Digital & Emerging

Advisory on the technologies and business models reshaping payments — open banking, embedded finance, agentic commerce, tokenisation, CBDC and digital wallet acceptance.

All Solutions

Open Banking & A2A Payments

Account-to-account payments are gaining material traction as instant payment infrastructure matures across Europe. For merchants, A2A payments offer lower cost of acceptance than card rails, real-time settlement, and strong authentication by default. For acquirers, they represent both a competitive threat and an opportunity to extend the value proposition beyond card processing. The EU Instant Payments Regulation (IPR) requires all eurozone banks to send and receive instant payments, receive capability was mandated from January 2025, send capability from October 2025.

Embedded Finance

Embedded finance describes financial services, payments, lending, insurance, banking, delivered within non-financial platforms and applications. The B2B embedded finance market reached $4.1 trillion in 2026 and is projected to reach $15.6 trillion by 2030. For software platforms, marketplaces and enterprise SaaS businesses, embedding payments and financial products creates new revenue streams, increases user retention and reduces customer acquisition costs. For banks and payment providers, it represents a distribution model that reaches customers at the point of commercial activity rather than at a traditional financial services touchpoint.

Agentic Commerce

Agentic commerce describes AI systems that autonomously execute purchasing decisions on behalf of users, searching, selecting, authorising and completing transactions without real-time human interaction. Visa's Trusted Agent Protocol, Mastercard's Agent Pay framework, Google's AP2 standard and Stripe's Machine Payments Protocol (launched March 2026) represent the emerging infrastructure layer for agent-initiated payments.
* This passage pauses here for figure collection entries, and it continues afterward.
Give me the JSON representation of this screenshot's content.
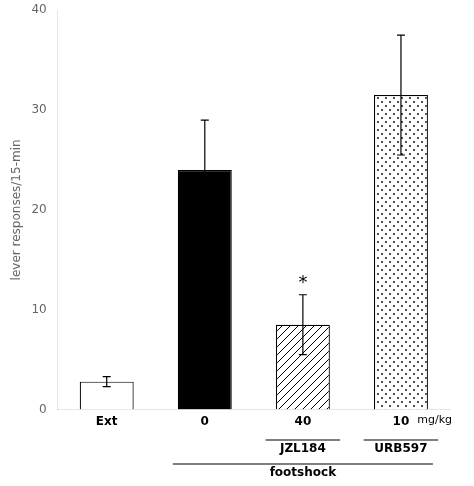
{
  "chart_data": {
    "type": "bar",
    "categories": [
      "Ext",
      "0",
      "40",
      "10"
    ],
    "values": [
      2.8,
      24.0,
      8.5,
      31.5
    ],
    "errors": [
      0.5,
      5.0,
      3.0,
      6.0
    ],
    "colors": [
      "white",
      "black",
      "white",
      "white"
    ],
    "ylabel": "lever responses/15-min",
    "ylim": [
      0,
      40
    ],
    "yticks": [
      0,
      10,
      20,
      30,
      40
    ],
    "grid": false,
    "annotations": [
      {
        "text": "*",
        "category": "40"
      }
    ],
    "x_unit": "mg/kg",
    "group_labels": [
      {
        "text": "JZL184",
        "categories": [
          "40"
        ]
      },
      {
        "text": "URB597",
        "categories": [
          "10"
        ]
      },
      {
        "text": "footshock",
        "categories": [
          "0",
          "40",
          "10"
        ]
      }
    ]
  }
}
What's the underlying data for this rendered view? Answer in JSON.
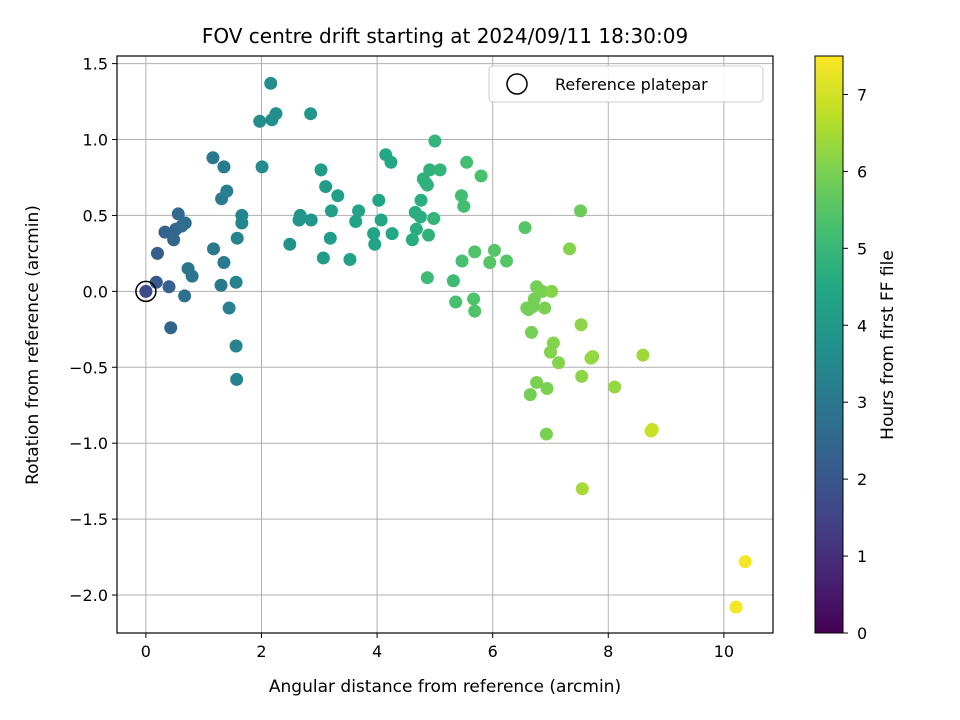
{
  "chart_data": {
    "type": "scatter",
    "title": "FOV centre drift starting at 2024/09/11 18:30:09",
    "xlabel": "Angular distance from reference (arcmin)",
    "ylabel": "Rotation from reference (arcmin)",
    "xlim": [
      -0.5,
      10.85
    ],
    "ylim": [
      -2.25,
      1.55
    ],
    "xticks": [
      0,
      2,
      4,
      6,
      8,
      10
    ],
    "yticks": [
      -2.0,
      -1.5,
      -1.0,
      -0.5,
      0.0,
      0.5,
      1.0,
      1.5
    ],
    "xtick_labels": [
      "0",
      "2",
      "4",
      "6",
      "8",
      "10"
    ],
    "ytick_labels": [
      "−2.0",
      "−1.5",
      "−1.0",
      "−0.5",
      "0.0",
      "0.5",
      "1.0",
      "1.5"
    ],
    "grid": true,
    "legend": {
      "placement": "top-right",
      "label": "Reference platepar"
    },
    "reference_point": {
      "x": 0.0,
      "y": 0.0
    },
    "colorbar": {
      "label": "Hours from first FF file",
      "range": [
        0,
        7.5
      ],
      "ticks": [
        0,
        1,
        2,
        3,
        4,
        5,
        6,
        7
      ],
      "tick_labels": [
        "0",
        "1",
        "2",
        "3",
        "4",
        "5",
        "6",
        "7"
      ],
      "colormap": "viridis"
    },
    "points": [
      [
        0.0,
        0.0,
        1.7
      ],
      [
        0.18,
        0.06,
        2.1
      ],
      [
        0.2,
        0.25,
        2.2
      ],
      [
        0.33,
        0.39,
        2.3
      ],
      [
        0.4,
        0.03,
        2.3
      ],
      [
        0.43,
        -0.24,
        2.4
      ],
      [
        0.48,
        0.34,
        2.5
      ],
      [
        0.52,
        0.41,
        2.5
      ],
      [
        0.56,
        0.51,
        2.6
      ],
      [
        0.62,
        0.43,
        2.6
      ],
      [
        0.68,
        0.45,
        2.7
      ],
      [
        0.67,
        -0.03,
        2.8
      ],
      [
        0.73,
        0.15,
        2.9
      ],
      [
        0.8,
        0.1,
        2.9
      ],
      [
        1.16,
        0.88,
        3.0
      ],
      [
        1.17,
        0.28,
        3.0
      ],
      [
        1.3,
        0.04,
        3.0
      ],
      [
        1.31,
        0.61,
        3.1
      ],
      [
        1.35,
        0.82,
        3.1
      ],
      [
        1.35,
        0.19,
        3.1
      ],
      [
        1.4,
        0.66,
        3.2
      ],
      [
        1.44,
        -0.11,
        3.2
      ],
      [
        1.56,
        0.06,
        3.3
      ],
      [
        1.56,
        -0.36,
        3.3
      ],
      [
        1.57,
        -0.58,
        3.3
      ],
      [
        1.58,
        0.35,
        3.3
      ],
      [
        1.66,
        0.5,
        3.4
      ],
      [
        1.66,
        0.45,
        3.4
      ],
      [
        1.97,
        1.12,
        3.6
      ],
      [
        2.01,
        0.82,
        3.6
      ],
      [
        2.16,
        1.37,
        3.7
      ],
      [
        2.18,
        1.13,
        3.7
      ],
      [
        2.25,
        1.17,
        3.7
      ],
      [
        2.49,
        0.31,
        3.8
      ],
      [
        2.65,
        0.47,
        3.9
      ],
      [
        2.67,
        0.5,
        3.9
      ],
      [
        2.85,
        1.17,
        3.9
      ],
      [
        2.86,
        0.47,
        3.9
      ],
      [
        3.03,
        0.8,
        4.1
      ],
      [
        3.07,
        0.22,
        4.1
      ],
      [
        3.11,
        0.69,
        4.1
      ],
      [
        3.19,
        0.35,
        4.1
      ],
      [
        3.21,
        0.53,
        4.2
      ],
      [
        3.32,
        0.63,
        4.2
      ],
      [
        3.53,
        0.21,
        4.3
      ],
      [
        3.63,
        0.46,
        4.3
      ],
      [
        3.68,
        0.53,
        4.3
      ],
      [
        3.94,
        0.38,
        4.4
      ],
      [
        3.96,
        0.31,
        4.4
      ],
      [
        4.03,
        0.6,
        4.4
      ],
      [
        4.07,
        0.47,
        4.4
      ],
      [
        4.15,
        0.9,
        4.5
      ],
      [
        4.24,
        0.85,
        4.5
      ],
      [
        4.26,
        0.38,
        4.5
      ],
      [
        4.61,
        0.34,
        4.6
      ],
      [
        4.66,
        0.52,
        4.7
      ],
      [
        4.68,
        0.41,
        4.7
      ],
      [
        4.75,
        0.49,
        4.7
      ],
      [
        4.76,
        0.6,
        4.7
      ],
      [
        4.8,
        0.74,
        4.8
      ],
      [
        4.85,
        0.71,
        4.8
      ],
      [
        4.87,
        0.7,
        4.8
      ],
      [
        4.89,
        0.37,
        4.8
      ],
      [
        4.91,
        0.8,
        4.8
      ],
      [
        4.98,
        0.48,
        4.9
      ],
      [
        5.0,
        0.99,
        4.9
      ],
      [
        5.09,
        0.8,
        4.9
      ],
      [
        4.87,
        0.09,
        5.1
      ],
      [
        5.32,
        0.07,
        5.1
      ],
      [
        5.36,
        -0.07,
        5.3
      ],
      [
        5.46,
        0.63,
        5.2
      ],
      [
        5.47,
        0.2,
        5.3
      ],
      [
        5.5,
        0.56,
        5.2
      ],
      [
        5.55,
        0.85,
        5.2
      ],
      [
        5.67,
        -0.05,
        5.4
      ],
      [
        5.69,
        0.26,
        5.4
      ],
      [
        5.69,
        -0.13,
        5.4
      ],
      [
        5.8,
        0.76,
        5.3
      ],
      [
        5.95,
        0.19,
        5.5
      ],
      [
        6.03,
        0.27,
        5.5
      ],
      [
        6.24,
        0.2,
        5.5
      ],
      [
        6.56,
        0.42,
        5.5
      ],
      [
        6.59,
        -0.11,
        5.9
      ],
      [
        6.62,
        -0.12,
        5.9
      ],
      [
        6.65,
        -0.68,
        5.9
      ],
      [
        6.67,
        -0.27,
        5.9
      ],
      [
        6.7,
        -0.1,
        5.9
      ],
      [
        6.72,
        -0.05,
        5.9
      ],
      [
        6.76,
        0.03,
        5.9
      ],
      [
        6.76,
        -0.6,
        6.0
      ],
      [
        6.86,
        0.0,
        6.0
      ],
      [
        6.9,
        -0.11,
        6.0
      ],
      [
        6.93,
        -0.94,
        6.0
      ],
      [
        6.94,
        -0.64,
        6.0
      ],
      [
        7.0,
        -0.4,
        6.1
      ],
      [
        7.02,
        0.0,
        6.1
      ],
      [
        7.05,
        -0.34,
        6.1
      ],
      [
        7.14,
        -0.47,
        6.1
      ],
      [
        7.33,
        0.28,
        6.1
      ],
      [
        7.52,
        0.53,
        5.8
      ],
      [
        7.53,
        -0.22,
        6.2
      ],
      [
        7.54,
        -0.56,
        6.2
      ],
      [
        7.55,
        -1.3,
        6.5
      ],
      [
        7.7,
        -0.44,
        6.3
      ],
      [
        7.73,
        -0.43,
        6.3
      ],
      [
        8.11,
        -0.63,
        6.3
      ],
      [
        8.6,
        -0.42,
        6.4
      ],
      [
        8.76,
        -0.91,
        6.8
      ],
      [
        8.74,
        -0.92,
        6.9
      ],
      [
        10.21,
        -2.08,
        7.4
      ],
      [
        10.37,
        -1.78,
        7.4
      ]
    ]
  }
}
The implications for merchants, acquirers and issuers are significant: existing authorisation models, fraud detection logic and chargeback frameworks were built for human-initiated transactions and require fundamental rethinking for agent-driven commerce.

Tokenisation & Settlement

Tokenisation, representing financial assets as digital tokens on distributed ledger infrastructure, is moving from proof-of-concept to commercial deployment. The ECB completed preparatory work on a digital euro in late 2025, Hong Kong's Project Ensemble entered pilot phase, and significant momentum is expected throughout 2026. For enterprises, tokenisation offers a direct route to real-time settlement, eliminating the counterparty exposure that accumulates in T+2 cycles. For financial institutions, it introduces new questions around custody, interoperability between private and public ledger networks, and integration with TARGET and SWIFT systems.

CBDC Advisory

114 countries representing 98% of global GDP are actively exploring central bank digital currencies. The European Central Bank completed its technical preparatory work on a digital euro in late 2025 and expects the enabling regulation in 2026. The UAE launched mBridge transactions with China in late 2025. The Bank of England established its Digital Pound Lab to test use cases with industry partners. These developments create immediate commercial and strategic questions for banks, payment processors, fintech businesses and corporates, from how to position relative to CBDC distribution roles to how CBDC infrastructure will interact with existing card and account-based payment systems.